Announcer: I'm sure you have been given awards and recognitions. Are these important to you?


Carmencita: Not really.

Announcer: Although, it's a great affirmation of what you do or how you are doing.

Carmencita: What gives me a lot of satisfaction is the joy of having reached a certain level of playing and being able to share my music.

I got up from the sofa, grabbed a pencil and a piece of scrap paper and scribbled down this part of the radio interview. When T arrived from work yesterday, I shared it with her. Mrs. Aspiras' answer struck a chord with us for we have had several discussions along this line. When it comes down to what we value in our chosen fields above anything else, it is that love for the creative process. T has fought the step up to management because it would take her away from the intimacy of the design process. Her decision is often perceived by others as a lack of ambition. Although she is committed to her values, she confesses that she sometimes struggles with this perception.

In the interview, Mrs. Aspiras mentioned that she practices for 4 hours everyday. It reminds me of how T can get engrossed in front of the computer for hours agonizing over several design directions at the same time she tinkers with the database she built from scratch to improve her workflow. "It's all in the details." she would always say to me.

When I look back at the moments that were fulfilling for me, it was either an idea suddenly came together for a project after mulling it over for months or the process of achieving a certain level of creating pictures that is consistent with my personal vision.

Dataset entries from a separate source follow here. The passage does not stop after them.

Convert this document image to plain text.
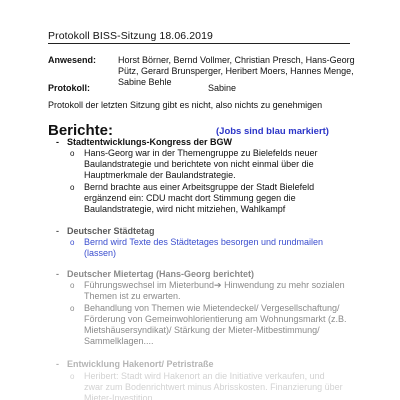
Protokoll BISS-Sitzung 18.06.2019
Anwesend: Horst Börner, Bernd Vollmer, Christian Presch, Hans-Georg
Pütz, Gerard Brunsperger, Heribert Moers, Hannes Menge,
Sabine Behle
Protokoll:	Sabine
Protokoll der letzten Sitzung gibt es nicht, also nichts zu genehmigen
Berichte:	(Jobs sind blau markiert)
- Stadtentwicklungs-Kongress der BGW
o Hans-Georg war in der Themengruppe zu Bielefelds neuer
Baulandstrategie und berichtete von nicht einmal über die
Hauptmerkmale der Baulandstrategie.
o Bernd brachte aus einer Arbeitsgruppe der Stadt Bielefeld
ergänzend ein: CDU macht dort Stimmung gegen die
Baulandstrategie, wird nicht mitziehen, Wahlkampf
- Deutscher Städtetag
o Bernd wird Texte des Städtetages besorgen und rundmailen
(lassen)
- Deutscher Mietertag (Hans-Georg berichtet)
o Führungswechsel im Mieterbund➔ Hinwendung zu mehr sozialen
Themen ist zu erwarten.
o Behandlung von Themen wie Mietendeckel/ Vergesellschaftung/
Förderung von Gemeinwohlorientierung am Wohnungsmarkt (z.B.
Mietshäusersyndikat)/ Stärkung der Mieter-Mitbestimmung/
Sammelklagen....
- Entwicklung Hakenort/ Petristraße
o Heribert: Stadt wird Hakenort an die Initiative verkaufen, und
zwar zum Bodenrichtwert minus Abrisskosten. Finanzierung über
Mieter-Investition...
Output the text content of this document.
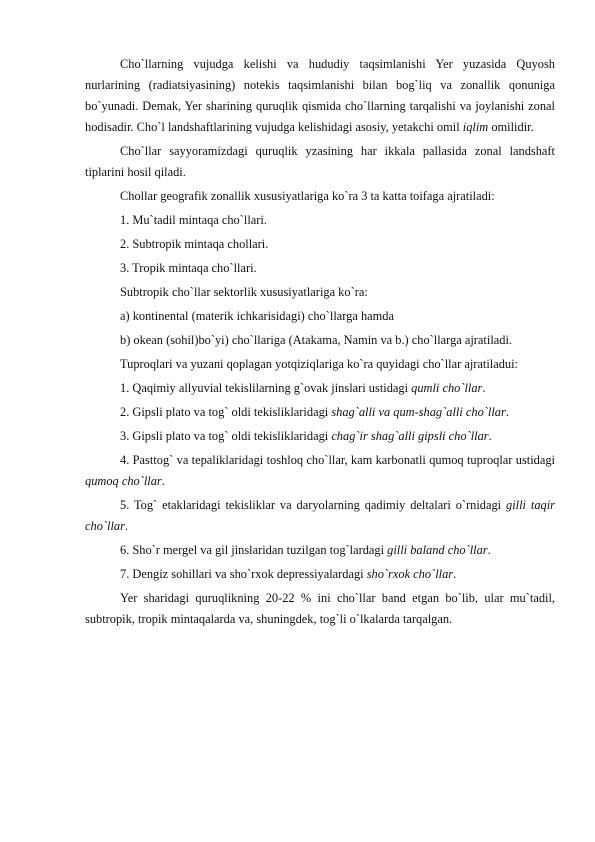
Cho`llarning vujudga kelishi va hududiy taqsimlanishi Yer yuzasida Quyosh nurlarining (radiatsiyasining) notekis taqsimlanishi bilan bog`liq va zonallik qonuniga bo`yunadi. Demak, Yer sharining quruqlik qismida cho`llarning tarqalishi va joylanishi zonal hodisadir. Cho`l landshaftlarining vujudga kelishidagi asosiy, yetakchi omil iqlim omilidir.

Cho`llar sayyoramizdagi quruqlik yzasining har ikkala pallasida zonal landshaft tiplarini hosil qiladi.

Chollar geografik zonallik xususiyatlariga ko`ra 3 ta katta toifaga ajratiladi:

1. Mu`tadil mintaqa cho`llari.

2. Subtropik mintaqa chollari.

3. Tropik mintaqa cho`llari.

Subtropik cho`llar sektorlik xususiyatlariga ko`ra:

a) kontinental (materik ichkarisidagi) cho`llarga hamda

b) okean (sohil)bo`yi) cho`llariga (Atakama, Namin va b.) cho`llarga ajratiladi.

Tuproqlari va yuzani qoplagan yotqiziqlariga ko`ra quyidagi cho`llar ajratiladui:

1. Qaqimiy allyuvial tekislilarning g`ovak jinslari ustidagi qumli cho`llar.

2. Gipsli plato va tog` oldi tekisliklaridagi shag`alli va qum-shag`alli cho`llar.

3. Gipsli plato va tog` oldi tekisliklaridagi chag`ir shag`alli gipsli cho`llar.

4. Pasttog` va tepaliklaridagi toshloq cho`llar, kam karbonatli qumoq tuproqlar ustidagi qumoq cho`llar.

5. Tog` etaklaridagi tekisliklar va daryolarning qadimiy deltalari o`rnidagi gilli taqir cho`llar.

6. Sho`r mergel va gil jinslaridan tuzilgan tog`lardagi gilli baland cho`llar.

7. Dengiz sohillari va sho`rxok depressiyalardagi sho`rxok cho`llar.

Yer sharidagi quruqlikning 20-22 % ini cho`llar band etgan bo`lib, ular mu`tadil, subtropik, tropik mintaqalarda va, shuningdek, tog`li o`lkalarda tarqalgan.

Alex Webb perfectly sums this up through Alec Soth's entry at the Magnum's Blog entitled Wear Good Shoes: Advice to Young Photographers:

Photograph because you love doing it, because you absolutely have to do it, because the chief reward is going to be the process of doing it. Other rewards -- recognition, financial remuneration -- come to so few and are so fleeting. And even if you are somewhat successful, there will almost inevitably be stretches of time when you will be ignored, have little income, or -- often -- both. Certainly there are many other easier ways to make a living in this society. Take photography on as a passion, not a career.